The poem’s first word, “Whither,” immediately establishes this sense of wonder, as the speaker questions where the waterfowl is flying. The speaker also uses vivid imagery here to evoke the lushness and beauty of the natural world: the bird flies “‘midst falling dew,” and "the heavens" (that is, the sky) “glow” from “rosy depths.” Readers can picture the waterfowl soaring through the early morning air, the earth below damp with dew while the sun sets in the distance (creating those "rosy depths" on the horizon).
Such descriptions aren't just beautiful in themselves: they also suggest that nature is something divine. All this beauty is a testament to God's creation, in the speaker's mind, and the mention of "the heavens" in particular evokes God's presence.

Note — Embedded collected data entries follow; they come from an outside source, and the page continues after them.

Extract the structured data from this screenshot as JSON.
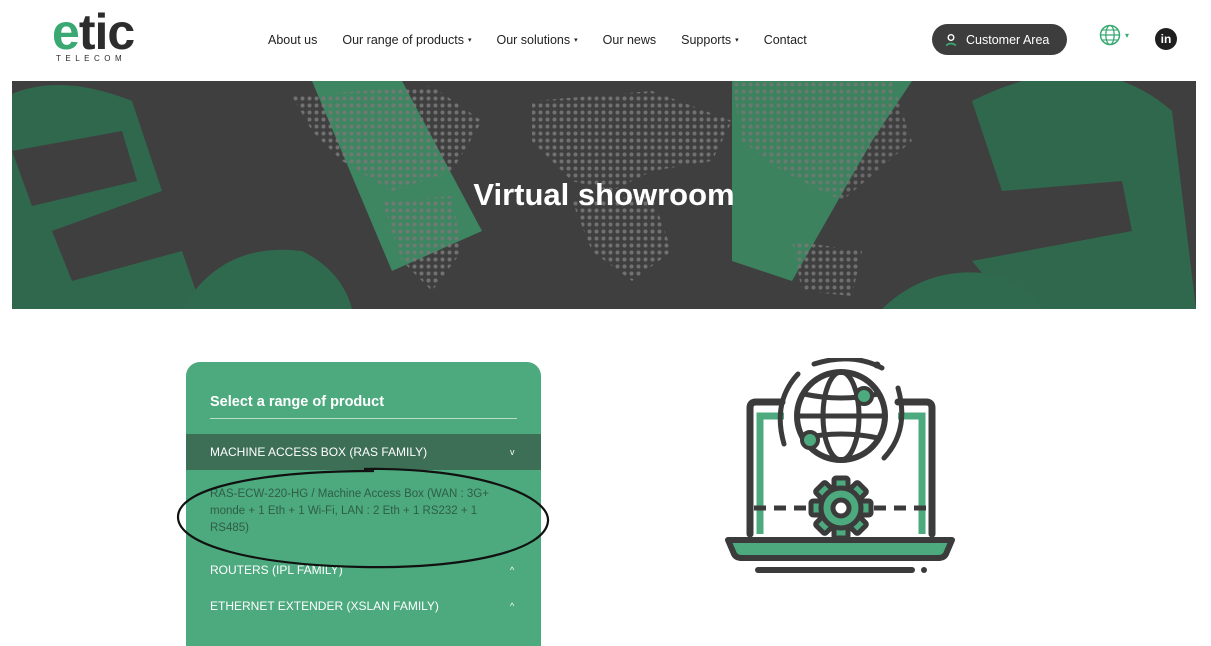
{
  "brand": {
    "name_prefix": "e",
    "name_suffix": "tic",
    "subtitle": "TELECOM"
  },
  "nav": {
    "items": [
      {
        "label": "About us",
        "has_caret": false
      },
      {
        "label": "Our range of products",
        "has_caret": true
      },
      {
        "label": "Our solutions",
        "has_caret": true
      },
      {
        "label": "Our news",
        "has_caret": false
      },
      {
        "label": "Supports",
        "has_caret": true
      },
      {
        "label": "Contact",
        "has_caret": false
      }
    ],
    "caret_glyph": "▾"
  },
  "customer_area": {
    "label": "Customer Area",
    "icon": "user-icon"
  },
  "language": {
    "icon": "globe-icon",
    "caret": "▾"
  },
  "social": {
    "linkedin": "in"
  },
  "banner": {
    "title": "Virtual showroom"
  },
  "panel": {
    "title": "Select a range of product",
    "ranges": [
      {
        "label": "MACHINE ACCESS BOX (RAS FAMILY)",
        "chevron": "v",
        "expanded": true
      },
      {
        "label": "ROUTERS (IPL FAMILY)",
        "chevron": "^",
        "expanded": false
      },
      {
        "label": "ETHERNET EXTENDER (XSLAN FAMILY)",
        "chevron": "^",
        "expanded": false
      }
    ],
    "subitem": "RAS-ECW-220-HG / Machine Access Box (WAN : 3G+ monde + 1 Eth + 1 Wi-Fi, LAN : 2 Eth + 1 RS232 + 1 RS485)"
  },
  "colors": {
    "brand_green": "#3aa873",
    "panel_green": "#4daa7e",
    "active_row": "#3d6f57",
    "banner_gray": "#3f3f3f",
    "dark": "#2d2d2d"
  },
  "illustration": {
    "icon": "laptop-globe-gear-icon"
  }
}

The first lines, as well as the title, also use apostrophe: the speaker of the poem does not just muse about the waterfowl but directly addresses the bird, speaking to it as though it could respond (when, of course, it can't). Framing the poem in this way suggests that the waterfowl holds significant meaning for the speaker—that, beyond simply being an animal that the speaker sees in the world, the speaker seems to identify with the waterfowl as an equal and empathizes with its lonely, "solitary" flight.
The beginning of the poem also establishes the poem's meter. For the most part, the poem alternates between lines of iambic trimeter (the first and fourth line of each stanza) and iambic pentameter (the second and third lines of each stanza). An iamb is a poetic foot with an unstressed-stressed beat pattern; trimeter means there are three iambs, four da-DUMs, per line, while pentameter simply means that there are five.
That said, the meter isn't all that regular in the poem! The first two lines, in fact, immediately mess with this overarching meter:
Whither, 'midst falling dew
While glow the heavens with the last steps of day,
That first foot is a trochee (a foot with a stressed-unstressed pattern, essentially the opposite of an iamb). The speaker uses lots of trochees throughout the poem, in fact, and also sometimes leaving extra syllables at the end of a line. In the next line, the most natural reading places two unstressed beats on "with the" (something called a pyrrhic) and two stressed beats on "last steps" (something called a spondee). Also note that "heavens" is read as a one-syllable word here (heav'ns).
In any case, things are clearly not all that strict meter-wise. Because the poem focuses on the struggles of the waterfowl and the speaker, such fluctuating meter could embody these struggles, as the poet struggles to reach the perfect meter just as the waterfowl struggles to reach its destination.